By David Holshouser
Associate Professor & Extension Agronomist
Due to the rainy weather over the past two weeks, we are still planting full-season soybean in some areas. In addition, it appears that wheat harvest is not far off (some wheat at the Tidewater AREC was at 23% moisture today!). So, should we be increasing our seeding rates?
In general, yes. But, big increases probably will not be needed until late-June. Below are some seeding rate data that we collected from soybean planted in early-June after barley. First, we don’t have a lot of data of soybean grown after barley, so I don’t have as much confidence in the exact seeding rate needed. Note that there is a wide range in the optimal seeding rates, illustrated by the area between the dotted lines in the graph. Although, these data may not directly apply to full-season soybean (no small grain), it should be close.
I think that we should now be using 120,000 to 160,000 seed/acre. The range will depend on the planting date. In general, I’d suggest bumping up your seeding by 20-30,000 seed/acre per week through June.
If you remember the seeding rate data that I shared in this blog last month for May-planted soybean (see Soybean Seeding Rates – How Low Can We Go?), I stated that maximum yields could be obtained with only 95,000 to 110,000 seed/acre when the yield potential is greater than 40 bushels/acre. That’s pretty low, but was adequate for maximum yield under good growth conditions. For less than 40 bushel potential, seeding rates needed to be a little higher. In the above graph, it appears that more seed is needed to obtain 55 to 70 bushels/acre after barley, I cannot fully explain why; therefore, I would assume that this response is primarily due to the location that we obtained the data (again, we don’t have a lot of data).
Once we get into mid- to late-June,I’d rather see a seeding rate of 180,000 to 220,000 seed/acre, depending on planting date.
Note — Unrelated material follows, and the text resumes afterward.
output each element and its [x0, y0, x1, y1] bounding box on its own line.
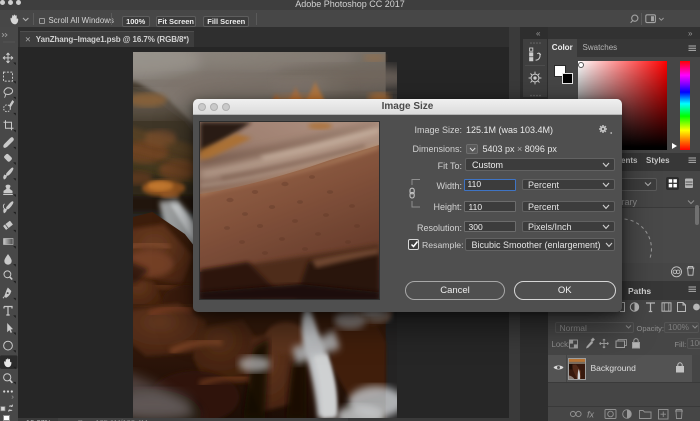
svg-text:fx: fx — [587, 410, 595, 420]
This is based on the data to the right. You’ll notice that, like full-season soybean, the optimal seeding rate falls with greater yields. This is most likely due to greater leaf area with those high-yielding locations. As I’ve stated often, the seeding rate response can usually be traced back to whether or not the crop developed enough leaf area to capture 90-95% of the light by early pod development. Unfortunately, I don’t have any double-crop data planted following wheat with yields greater than 55 bushels/acre. I hope to solve that problem this year with new experiments.